15 Dec Phlebitis
This is any condition where there is inflammation of a vein. It can refer to superficial veins in the legs or deep veins in the muscles of the leg or pelvis.
What to look for
For superficial phlebitis:
- a hard, red vein visible in your leg; it may be warm and tender.
- fever is possible and sleepless nights as the pain worsens.
- a throbbing or burning sensation beneath the skin’s surface.
For deep phlebitis:
- potentially no symptoms.
- pain deep inside the leg and swelling in the ankle
Often this condition is followed by thrombosis (clotting of the blood). Therefore phlebitis followed by thrombosis is called thrombophlebitis. These painful clots may partially or fully block blood flow in affected veins.
The superficial phlebitis is the most common form of phlebitis and occurs in veins near the skin’s surface usually in the legs. This is usually harmless although painful and uncomfortable.
Deep phlebitis, on the other hand, is less common and more dangerous as it affects the internal veins of the legs. These clots tend to be larger and more able to loosen and travel to other areas. It is also possible for you not to realise you have this problem and it may go untreated.
The most common cause of phlebitis is varicose veins. Injury can cause phlebitis if a vein is bumped or hurt. Anyone immobilised, such as after surgery, is also vulnerable because blood is not flowing as strongly and clots form more easily. The condition can afflict the elderly, because circulatory problems that can trigger phlebitis tend to worsen with age.
Phlebitis can also develop in response to infection or trauma of some kind.
Doctors have reported that several types of people are at risk. They are women in general, pregnant women, contraceptive pill users and people whose blood tends to clot too easily are at higher risk. People who are significantly overweight, have a sedentary lifestyle, and smoke have also been linked to phlebitis.
Superficial phlebitis can often be treated at home but be sure to get your doctor’s opinion on your specific case. Deep phlebitis, however, often requires a short stay in the hospital. Regardless of which type you have, if you smoke, stop. Also try to use another form of contraception besides birth control pills if you suffer from this condition.
Your doctor will recommend appropriate medication to relieve your symptoms. You can buy special support stockings which often help in relieving some of the pain.
If you’re diagnosed with deep phlebitis, you will be hospitalised. Your doctor will advise of the appropriate course of treatment best for you.
Some alternative therapies may help with superficial phlebitis. Consult the appropriate practitioners who are experienced in treating phlebitis and other circulatory problems – Acupuncturists, Chinese Herbalists, Homoeopaths and Naturopaths.

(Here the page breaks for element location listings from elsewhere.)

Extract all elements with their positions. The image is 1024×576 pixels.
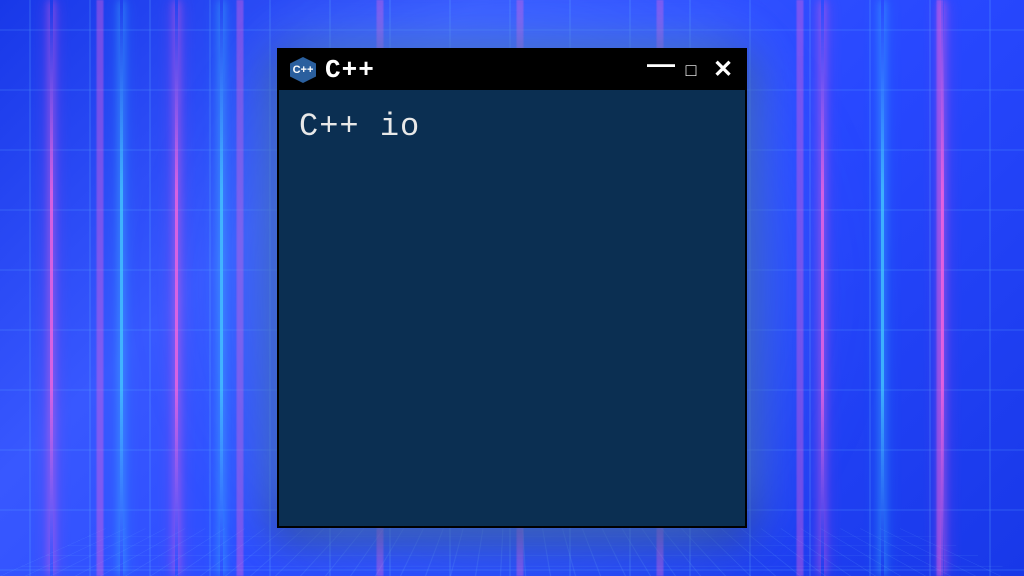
maximize-button[interactable]: □ <box>679 61 703 79</box>
window-title: C++ <box>325 55 639 85</box>
titlebar[interactable]: C++ C++ — □ ✕ <box>279 50 745 90</box>
close-button[interactable]: ✕ <box>711 58 735 82</box>
terminal-text: C++ io <box>299 108 420 145</box>
minimize-button[interactable]: — <box>647 50 671 78</box>
window-controls: — □ ✕ <box>647 56 735 84</box>
grid-decoration <box>0 528 1024 576</box>
cpp-icon: C++ <box>289 56 317 84</box>
terminal-window: C++ C++ — □ ✕ C++ io <box>277 48 747 528</box>
terminal-content[interactable]: C++ io <box>279 90 745 526</box>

If you smoke – give this up immediately, it can only make matters worse for you. Also eat more oily fish such as salmon and tuna, fruit and vegetables, fibre and spicy foods. Also drink plenty of filtered water. Try not to stand for long periods of time and do some gentle exercise once the condition subsides a little.
For superficial phlebitis, there are things at home you can do to ease the pain and help you heal:
Get plenty of rest while you have the condition.
When you lie down,boost your legs up so they are 6 to 12 inches above your heart level.
Apply a heating pad or pack to swollen areas for relief.
When to seek further professional advice
- you suspect you have phlebitis; you need proper diagnosis and treatment.
- symptoms of superficial phlebitis do not dissipate within a week
- you notice lumps, high fever, or extreme pain or swelling throughout a limb.